剪切敏感性 circRNA-LONP2 通过靶向 NRF2/HO1 信号促进内皮炎症和动脉粥样硬化

血流动力学剪切应力是一种作用于血管内皮细胞的摩擦力，对内皮细胞的平衡至关重要。生理性层流剪切应力（LSS）可抑制内皮炎症，保护动脉免受动脉粥样硬化。在此，我们筛选了在 LSS 刺激下内皮细胞中发生显著改变的差异表达环状 RNA（circRNA），发现环状 RNA-LONP2 参与调节流动依赖性炎症反应。此外，内皮细胞circRNA-LONP2的过表达促进了体外和体内的内皮炎症和动脉粥样硬化。从机理上讲，circRNA-LONP2竞争性疏导了miR-200a-3p，随后促进了Kelch样ECH相关蛋白1、Yes相关蛋白1和zeste同源增强子2的表达，从而使核因子红细胞2相关因子2/血红素氧合酶-1信号失活，促进了氧化应激和内皮炎症，加速了动脉粥样硬化。LSS诱导的circRNA-LONP2下调至少部分抑制了内皮炎症，因为它激活了miR-200a-3p介导的核因子红细胞2相关因子2/血红素加氧酶-1信号通路。CircRNA-LONP2 可作为动脉粥样硬化的新治疗靶点。

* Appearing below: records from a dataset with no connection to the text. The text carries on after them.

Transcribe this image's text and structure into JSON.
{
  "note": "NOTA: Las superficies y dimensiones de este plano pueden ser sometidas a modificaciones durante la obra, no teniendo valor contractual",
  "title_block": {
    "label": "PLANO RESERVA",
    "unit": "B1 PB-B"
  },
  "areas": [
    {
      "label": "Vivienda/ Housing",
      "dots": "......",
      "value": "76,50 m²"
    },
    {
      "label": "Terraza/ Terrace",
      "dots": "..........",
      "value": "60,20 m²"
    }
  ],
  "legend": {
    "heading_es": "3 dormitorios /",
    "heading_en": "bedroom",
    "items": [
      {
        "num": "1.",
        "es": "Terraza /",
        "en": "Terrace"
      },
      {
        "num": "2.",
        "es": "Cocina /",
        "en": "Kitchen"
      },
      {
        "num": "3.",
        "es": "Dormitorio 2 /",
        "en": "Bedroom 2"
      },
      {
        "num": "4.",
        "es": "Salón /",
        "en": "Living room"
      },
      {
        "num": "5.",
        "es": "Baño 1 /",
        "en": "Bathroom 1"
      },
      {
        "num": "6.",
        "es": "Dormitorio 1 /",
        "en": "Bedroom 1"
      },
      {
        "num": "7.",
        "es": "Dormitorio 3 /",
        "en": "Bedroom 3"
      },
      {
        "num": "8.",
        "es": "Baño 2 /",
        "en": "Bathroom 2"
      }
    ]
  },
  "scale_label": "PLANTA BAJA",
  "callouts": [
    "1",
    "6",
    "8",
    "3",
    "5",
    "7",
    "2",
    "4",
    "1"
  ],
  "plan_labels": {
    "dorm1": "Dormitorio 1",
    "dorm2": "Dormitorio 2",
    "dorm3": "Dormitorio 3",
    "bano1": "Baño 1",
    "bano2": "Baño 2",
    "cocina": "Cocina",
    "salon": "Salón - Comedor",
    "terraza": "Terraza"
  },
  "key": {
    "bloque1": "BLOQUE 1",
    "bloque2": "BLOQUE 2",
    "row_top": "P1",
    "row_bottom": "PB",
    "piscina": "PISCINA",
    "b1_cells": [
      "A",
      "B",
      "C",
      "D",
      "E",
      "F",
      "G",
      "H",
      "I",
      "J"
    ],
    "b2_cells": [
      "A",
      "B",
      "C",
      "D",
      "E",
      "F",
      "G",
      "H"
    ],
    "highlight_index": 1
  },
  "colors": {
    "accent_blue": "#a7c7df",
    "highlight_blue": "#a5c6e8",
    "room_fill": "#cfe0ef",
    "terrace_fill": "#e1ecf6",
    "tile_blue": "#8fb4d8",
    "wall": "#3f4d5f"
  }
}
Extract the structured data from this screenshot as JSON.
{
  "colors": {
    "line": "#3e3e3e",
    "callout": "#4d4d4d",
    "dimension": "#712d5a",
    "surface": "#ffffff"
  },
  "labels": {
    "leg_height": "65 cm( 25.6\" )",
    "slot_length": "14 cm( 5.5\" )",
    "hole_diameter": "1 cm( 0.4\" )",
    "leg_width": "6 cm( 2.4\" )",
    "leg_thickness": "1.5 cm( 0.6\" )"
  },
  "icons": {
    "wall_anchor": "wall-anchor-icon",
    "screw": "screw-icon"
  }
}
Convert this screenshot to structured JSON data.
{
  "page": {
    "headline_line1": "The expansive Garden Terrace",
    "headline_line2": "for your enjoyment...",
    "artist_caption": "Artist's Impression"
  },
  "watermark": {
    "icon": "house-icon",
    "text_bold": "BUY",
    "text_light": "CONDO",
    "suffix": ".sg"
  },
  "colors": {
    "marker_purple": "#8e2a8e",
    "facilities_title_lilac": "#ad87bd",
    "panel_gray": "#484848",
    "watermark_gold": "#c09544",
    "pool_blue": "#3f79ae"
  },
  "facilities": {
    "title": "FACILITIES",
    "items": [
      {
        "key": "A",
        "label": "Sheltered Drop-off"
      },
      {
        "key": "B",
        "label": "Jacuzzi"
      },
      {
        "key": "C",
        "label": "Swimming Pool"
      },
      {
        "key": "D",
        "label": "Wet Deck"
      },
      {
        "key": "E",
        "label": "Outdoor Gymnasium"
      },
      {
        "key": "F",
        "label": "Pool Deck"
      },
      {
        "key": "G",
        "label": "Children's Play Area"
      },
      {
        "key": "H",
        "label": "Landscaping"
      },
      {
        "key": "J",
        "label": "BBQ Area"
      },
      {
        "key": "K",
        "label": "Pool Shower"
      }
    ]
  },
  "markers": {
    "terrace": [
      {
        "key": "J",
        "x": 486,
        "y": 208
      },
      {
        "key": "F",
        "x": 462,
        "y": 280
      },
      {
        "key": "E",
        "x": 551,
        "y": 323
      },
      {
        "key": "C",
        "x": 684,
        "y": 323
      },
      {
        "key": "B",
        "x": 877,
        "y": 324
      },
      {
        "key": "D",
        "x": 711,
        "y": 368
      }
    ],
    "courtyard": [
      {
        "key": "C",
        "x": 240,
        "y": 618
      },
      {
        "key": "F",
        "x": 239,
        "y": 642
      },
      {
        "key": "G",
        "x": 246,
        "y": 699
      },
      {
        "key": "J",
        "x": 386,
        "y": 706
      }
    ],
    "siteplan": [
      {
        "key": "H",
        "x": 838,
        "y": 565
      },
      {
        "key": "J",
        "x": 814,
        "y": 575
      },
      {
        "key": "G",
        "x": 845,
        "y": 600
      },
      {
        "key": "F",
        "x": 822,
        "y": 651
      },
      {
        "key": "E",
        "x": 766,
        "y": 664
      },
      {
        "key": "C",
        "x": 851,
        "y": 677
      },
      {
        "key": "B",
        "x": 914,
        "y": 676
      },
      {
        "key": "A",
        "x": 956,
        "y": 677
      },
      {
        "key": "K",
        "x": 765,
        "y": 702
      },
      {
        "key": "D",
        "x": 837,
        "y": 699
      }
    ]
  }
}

本文章由计算机程序翻译，如有差异，请以英文原文为准。

求助全文

约1分钟内获得全文求助全文

来源期刊

JACC: Basic to Translational Science CARDIAC & CARDIOVASCULAR SYSTEMS-

CiteScore

14.20

自引率

1.00%

发文量

161

审稿时长

16 weeks

期刊介绍： JACC: Basic to Translational Science is an open access journal that is part of the renowned Journal of the American College of Cardiology (JACC). It focuses on advancing the field of Translational Cardiovascular Medicine and aims to accelerate the translation of new scientific discoveries into therapies that improve outcomes for patients with or at risk for Cardiovascular Disease. The journal covers thematic areas such as pre-clinical research, clinical trials, personalized medicine, novel drugs, devices, and biologics, proteomics, genomics, and metabolomics, as well as early phase clinical trial methodology.